I would definitely recommend at least trying out blockbuster first, as I know they've changed a lot of their distribution methods in the last few months. Select stores now send out movies, making the distributing time really low. If you want a trial code, try two weeks with 39464b
You have to manually choose "Break set" in order for this to happen. If people let it happen, they're retarded. All sets and TV shows are grouped by default as "send in order of disc" and locked until the user choses otherwise.
This is most assuredly not true.

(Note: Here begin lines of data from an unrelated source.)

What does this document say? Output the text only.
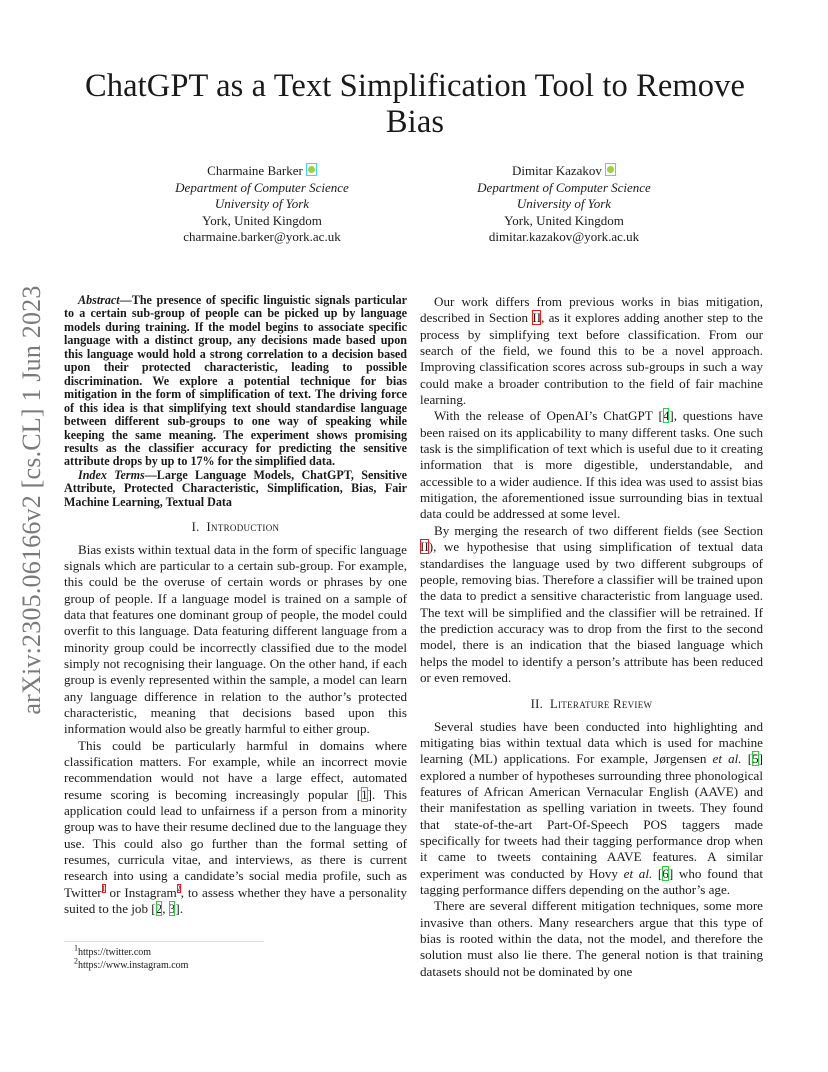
ChatGPT as a Text Simplification Tool to Remove Bias
Charmaine Barker
Department of Computer Science
University of York
York, United Kingdom
charmaine.barker@york.ac.uk
Dimitar Kazakov
Department of Computer Science
University of York
York, United Kingdom
dimitar.kazakov@york.ac.uk
arXiv:2305.06166v2 [cs.CL] 1 Jun 2023	Abstract—The presence of specific linguistic signals particular to a certain sub-group of people can be picked up by language models during training. If the model begins to associate specific language with a distinct group, any decisions made based upon this language would hold a strong correlation to a decision based upon their protected characteristic, leading to possible discrimination. We explore a potential technique for bias mitigation in the form of simplification of text. The driving force of this idea is that simplifying text should standardise language between different sub-groups to one way of speaking while keeping the same meaning. The experiment shows promising results as the classifier accuracy for predicting the sensitive attribute drops by up to 17% for the simplified data.

Index Terms—Large Language Models, ChatGPT, Sensitive Attribute, Protected Characteristic, Simplification, Bias, Fair Machine Learning, Textual Data

I. Introduction

Bias exists within textual data in the form of specific language signals which are particular to a certain sub-group. For example, this could be the overuse of certain words or phrases by one group of people. If a language model is trained on a sample of data that features one dominant group of people, the model could overfit to this language. Data featuring different language from a minority group could be incorrectly classified due to the model simply not recognising their language. On the other hand, if each group is evenly represented within the sample, a model can learn any language difference in relation to the author’s protected characteristic, meaning that decisions based upon this information would also be greatly harmful to either group.

This could be particularly harmful in domains where classification matters. For example, while an incorrect movie recommendation would not have a large effect, automated resume scoring is becoming increasingly popular [1]. This application could lead to unfairness if a person from a minority group was to have their resume declined due to the language they use. This could also go further than the formal setting of resumes, curricula vitae, and interviews, as there is current research into using a candidate’s social media profile, such as Twitter$^1$ or Instagram$^2$, to assess whether they have a personality suited to the job [2, 3].

$^1$https://twitter.com
$^2$https://www.instagram.com

Our work differs from previous works in bias mitigation, described in Section II, as it explores adding another step to the process by simplifying text before classification. From our search of the field, we found this to be a novel approach. Improving classification scores across sub-groups in such a way could make a broader contribution to the field of fair machine learning.

With the release of OpenAI’s ChatGPT [4], questions have been raised on its applicability to many different tasks. One such task is the simplification of text which is useful due to it creating information that is more digestible, understandable, and accessible to a wider audience. If this idea was used to assist bias mitigation, the aforementioned issue surrounding bias in textual data could be addressed at some level.

By merging the research of two different fields (see Section II), we hypothesise that using simplification of textual data standardises the language used by two different subgroups of people, removing bias. Therefore a classifier will be trained upon the data to predict a sensitive characteristic from language used. The text will be simplified and the classifier will be retrained. If the prediction accuracy was to drop from the first to the second model, there is an indication that the biased language which helps the model to identify a person’s attribute has been reduced or even removed.

II. Literature Review

Several studies have been conducted into highlighting and mitigating bias within textual data which is used for machine learning (ML) applications. For example, Jørgensen et al. [5] explored a number of hypotheses surrounding three phonological features of African American Vernacular English (AAVE) and their manifestation as spelling variation in tweets. They found that state-of-the-art Part-Of-Speech POS taggers made specifically for tweets had their tagging performance drop when it came to tweets containing AAVE features. A similar experiment was conducted by Hovy et al. [6] who found that tagging performance differs depending on the author’s age.

There are several different mitigation techniques, some more invasive than others. Many researchers argue that this type of bias is rooted within the data, not the model, and therefore the solution must also lie there. The general notion is that training datasets should not be dominated by one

Netflix did just that: they sent me a television series out of order, despite it being grouped as a series, as recently as two months ago.
This is really nice, because my apartment sits on two major roads and I can get on one and drive for ten minutes to get to a blockbuster.
Sounds like Netflix has good turn around times and obscure titles while BBO's more convenient.
Did it ship both the later and earlier discs at once?
Netflix:
- Slightly faster shipping for me in Sacramento. In LA they took the same amount of time.
- Slightly Wider selection.
- Has a larger stock of each movie. Even when movies are listed as "Long Wait" I got them 2/3 times on my next shipped movie.
- Is instituting a movie download service. Some people already have it and eventually everyone will. This is pure gold for me, but it may not be your cup of tea.
Blockbuster:
- For the same price you get a monthly game rental and in store rental coupons (I think I was getting one once a week, but it probably depends on what plan you get)
- Returning movies in store speeds up the shipping process immensely
- Fairly frequently I would never be shipped the #1 movie in my que, even if it was marked as "available now." BB said that this is because the movie is available, just not in my preferred shipping radius. So, instead of shipping it they would go down the the next movie in my que. This annoyed me, as there was no way to tell them to just ship it anyways, even if I have to wait an extra day or two.
So ya, that's my two cents. Both are great plans, and each plan has some unique advantages.
You know, I would venture to say they have at least 10,000 more movies than Blockbuster. You know, that whole math thing and all.
No. Netflix sent me the later disc two or three days ahead of the earlier one.
Oh hey cool. Numbers mean jack shit, as previously noted. Those 10,000 movies could be fucking exercise movies.
You didn't ask anything about the type, you asked if they had a wider selection and then went on to give numbers. That is still a WIDER selection you twat.